Am 28. April kamen wir in Le Havre an. Früh um sechs Uhr kam dann die schwarze Gang an Bord. Schwarze Gang war ein anderer Name für den Zoll, der ja bei Auslandsreisenden ein ungern gesehener Gast ist. Sie fanden aber nichts, vielleicht waren aber auch die Verstecke zu gut, wer kann das heute noch wissen. Das meiste unserer Ladung war für Griechenland bestimmt und zwar für Patras, Korinth, Piräus, Athen und Saloniki, der Rest der Ladung ging nach Smyrna und Konstantinopel, Rumänien, Konstanza, Odessa und Batum. Das Schiff war wunderbar eingerichtet und damals eines der besten Schiffe Deutschlands. Bei Kap Finistere und Gibraltar wurden Flaggensignale gegeben, die Nachrichten wurden dann an die Reederei weitergeleitet. Drahtlose Telegrafie gab es ja an Bord noch nicht, heute ist das alles selbstverständlich.

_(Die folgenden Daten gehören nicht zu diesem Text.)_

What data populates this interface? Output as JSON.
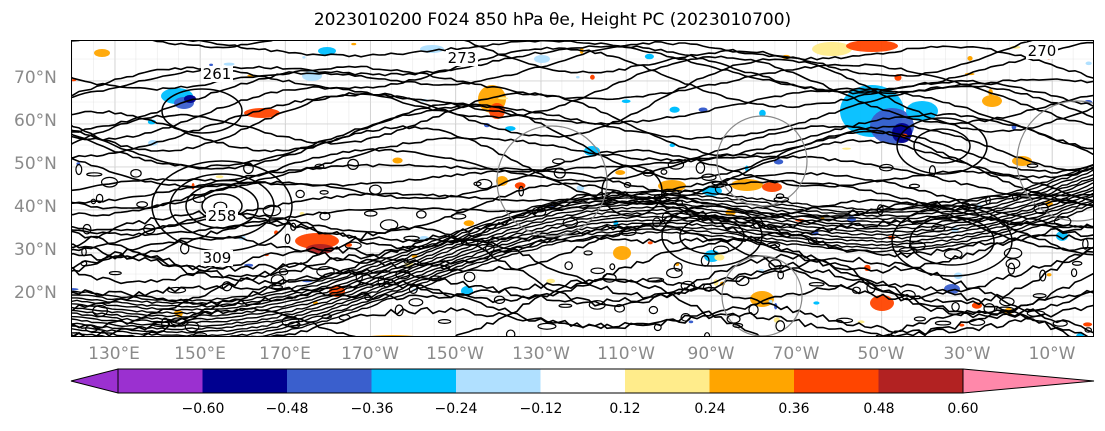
{
  "title": "2023010200 F024 850 hPa θe, Height PC (2023010700)",
  "latitude_labels": [
    "70°N",
    "60°N",
    "50°N",
    "40°N",
    "30°N",
    "20°N"
  ],
  "longitude_labels": [
    "130°E",
    "150°E",
    "170°E",
    "170°W",
    "150°W",
    "130°W",
    "110°W",
    "90°W",
    "70°W",
    "50°W",
    "30°W",
    "10°W"
  ],
  "contour_labels": [
    "273",
    "261",
    "309",
    "258",
    "270"
  ],
  "colorbar": {
    "ticks": [
      "−0.60",
      "−0.48",
      "−0.36",
      "−0.24",
      "−0.12",
      "0.12",
      "0.24",
      "0.36",
      "0.48",
      "0.60"
    ],
    "colors": [
      "#9b30d0",
      "#000090",
      "#3a5fcd",
      "#00bfff",
      "#b0e0ff",
      "#ffffff",
      "#ffec8b",
      "#ffa500",
      "#ff4500",
      "#b22222",
      "#ff88aa"
    ]
  },
  "legend": {
    "colors": {
      "contour": "#000000",
      "grid": "#bbbbbb",
      "frame": "#000000"
    }
  }
}
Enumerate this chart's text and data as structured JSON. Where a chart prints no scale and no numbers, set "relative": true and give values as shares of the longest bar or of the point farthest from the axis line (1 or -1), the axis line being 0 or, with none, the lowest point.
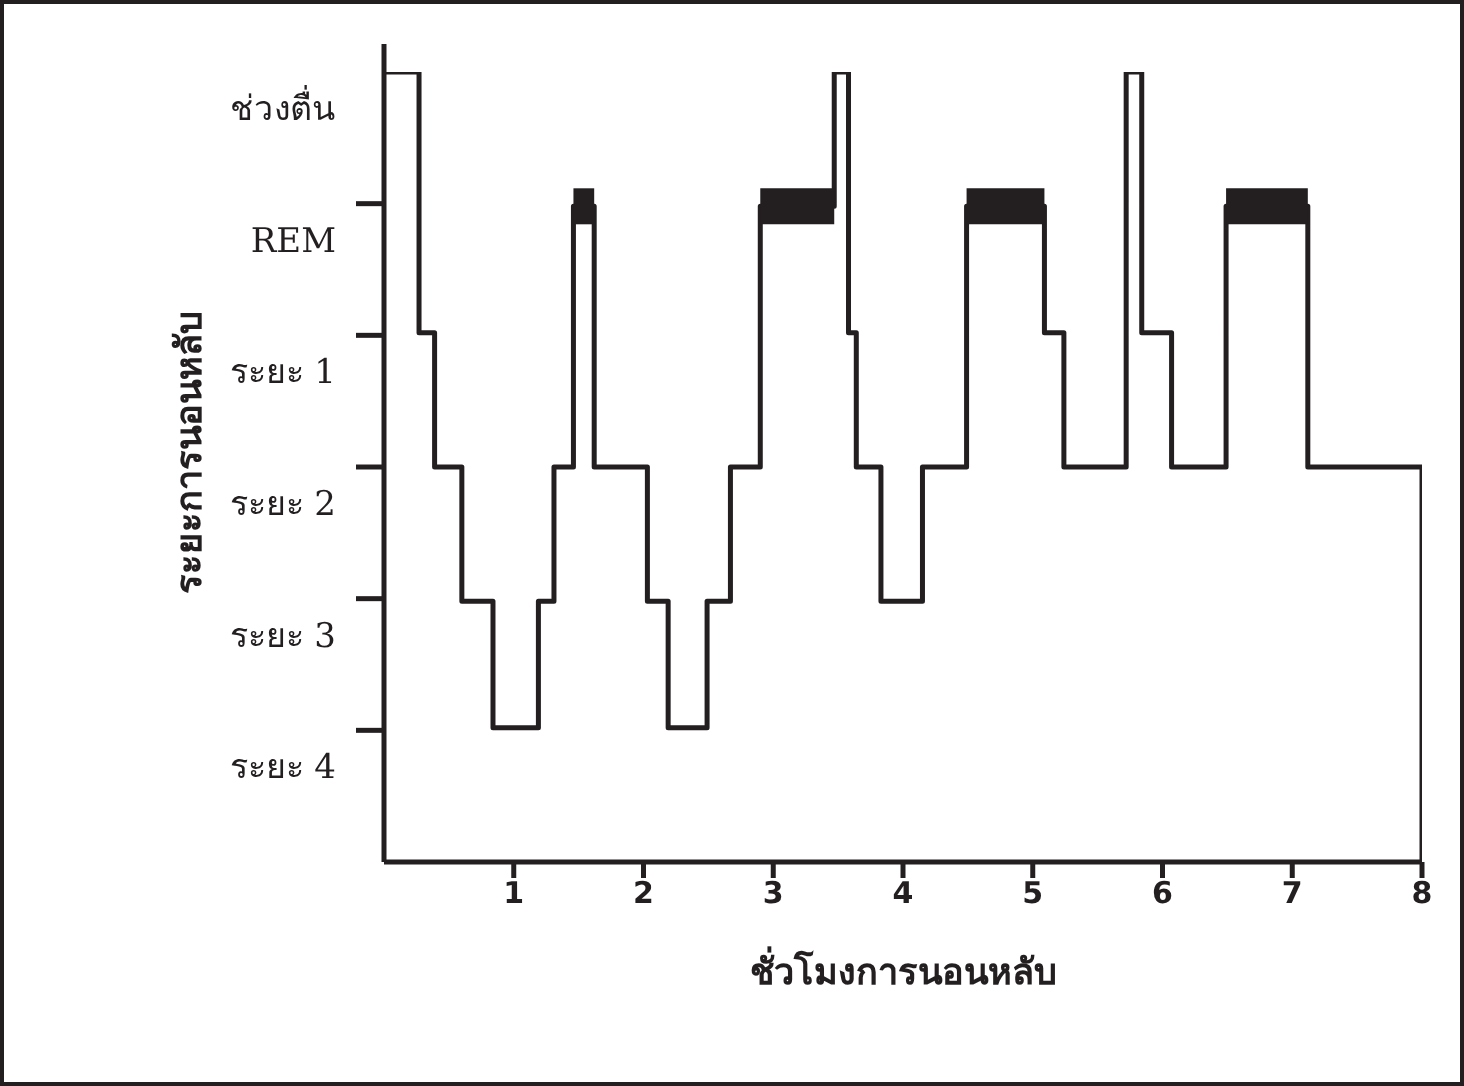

Am 12. Mai waren wir dann in der Nähe von Algier, zwei Tage später sahen wir Malta und da es gerade Tag wurde, konnten wir die Insel gut sehen. Die Passagiere waren natürlich alle an Deck, sie wollten für ihr Geld auch etwas haben. Wir fuhren deshalb auch ganz dicht an Malta vorbei. Durch den griechischen Archipel ging die Fahrt dann weiter und abends waren wir in Patraa. Einen Tag hatten wir dort Aufenthalt, durch den Kanal von Korinth dampften wir nach Korinth. Der Kanal ist an einigen Stellen so eng, dass sich zwei Schiffe nicht begegnen können. Dass aus Korinth die Korinthen kommen, weiß inzwischen wohl jedes Kind und so ist es auch nicht verwunderlich, dass wir dort Korinthen und Rosinen als Ladung übernahmen. Die Gegend ist wunderschön und da wir an einem Sonntag dort waren, hatten wir auch Gelegenheit, mal an Land zu gehen und einen Ausflug in die Umgebung zu machen. Mit einem Eselsgespann kamen wir wieder zurück, übrigens wurde die Ladung auch mit Eselgespannen an Bord gebracht.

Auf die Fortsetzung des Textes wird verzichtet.